Quadricentenário mobiliza eventos culturais, investimentos e reflexões sobre um dos encontros culturais mais marcantes da América do Sul
Em 2026, o Rio Grande do Sul celebra os 400 anos do início das Missões Jesuíticas Guaranis, processo histórico iniciado em 1626 que marcou profundamente a formação cultural do sul da América. As reduções missioneiras surgiram do encontro entre missionários jesuítas europeus e povos indígenas guaranis, dando origem a comunidades organizadas que combinavam práticas religiosas, saberes europeus e tradições indígenas.
Ao longo de mais de um século, esse modelo resultou em um intenso intercâmbio cultural, social e espiritual. Para a historiadora e psicóloga Marina Massimi, da Universidade de São Paulo (USP), as missões nasceram em um contexto de forte tensão colonial. Segundo ela, a criação das reduções buscou garantir às populações indígenas um espaço de relativa autonomia frente à exploração colonial. Nessas comunidades, os guaranis podiam manter parte de suas práticas culturais, ao mesmo tempo em que participavam de uma organização social baseada na vida coletiva, no trabalho comunitário e na educação.
Um encontro de culturas
As reduções jesuítico-guaranis não foram apenas centros religiosos. Elas se tornaram cidades organizadas, com atividades produtivas, ensino e intensa vida cultural. Música, teatro, imagens sacras e corais eram utilizados tanto nas celebrações religiosas quanto na vida cotidiana.

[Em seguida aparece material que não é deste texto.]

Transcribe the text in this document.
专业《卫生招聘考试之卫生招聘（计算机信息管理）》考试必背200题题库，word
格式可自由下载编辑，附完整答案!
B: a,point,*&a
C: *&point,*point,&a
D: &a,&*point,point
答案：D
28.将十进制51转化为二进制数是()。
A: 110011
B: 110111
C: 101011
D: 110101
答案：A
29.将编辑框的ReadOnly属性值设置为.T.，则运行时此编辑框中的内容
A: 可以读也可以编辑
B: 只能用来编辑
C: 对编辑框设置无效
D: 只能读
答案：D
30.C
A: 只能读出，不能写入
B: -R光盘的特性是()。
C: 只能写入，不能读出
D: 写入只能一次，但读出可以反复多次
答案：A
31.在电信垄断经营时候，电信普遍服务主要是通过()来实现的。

De acordo com Massimi, os próprios missionários foram transformados pelo contato com os guaranis. A Companhia de Jesus adotava o princípio da acomodação, que incentivava os religiosos a aprender as línguas locais e dialogar com as culturas indígenas. Esse processo influenciou a arte sacra, a organização urbana das aldeias e até a forma de pregação utilizada pelos missionários.
As missões também foram palco de negociações culturais complexas. Diferenças de costumes e visões de mundo – como práticas religiosas, formas de organização familiar ou rituais tradicionais – foram sendo discutidas e adaptadas ao longo do tempo. “Foi uma experiência em que houve convivência cultural, diálogo entre povos e construção de comunidades”, diz a pesquisadora
Patrimônio, turismo e preservação
Parte dessa história ainda pode ser vista nas ruínas das antigas reduções. O Parque Histórico Nacional das Missões, administrado pelo Instituto do Patrimônio Histórico e Artístico Nacional, reúne quatro sítios arqueológicos ligados aos antigos Sete Povos das Missões, incluindo o complexo de São Miguel das Missões.
Segundo o chefe do parque, Filipe de Pompeu, o local preserva cerca de 70 hectares de áreas arqueológicas e atrai visitantes interessados na história das missões e da América Latina. O sítio de São Miguel Arcanjo foi reconhecido como Patrimônio Mundial pela UNESCO em 1983, o que ampliou sua visibilidade internacional.
Quatro séculos depois, as marcas dessa experiência ainda permanecem no território missioneiro. Ruínas de igrejas, vestígios urbanos e peças de arte sacra preservadas em museus ajudam a recontar a história das antigas reduções. Para quem visita a região, esses espaços funcionam como portas de entrada para compreender um capítulo fundamental da formação cultural do sul da América.
As comemorações do quadricentenário pretendem ampliar esse debate. A programação oficial reúne mais de 100 eventos culturais, científicos e educativos em diversas cidades do Estado. A iniciativa busca valorizar o patrimônio missioneiro, estimular o turismo e reforçar a importância histórica da região.
Para os pesquisadores, relembrar os 400 anos das missões não significa apenas celebrar o passado, mas refletir sobre o presente. A experiência missioneira, marcada pelo encontro – mas também pelos conflitos – entre diferentes povos, ainda oferece lições sobre diálogo cultural, memória histórica e construção de comunidades.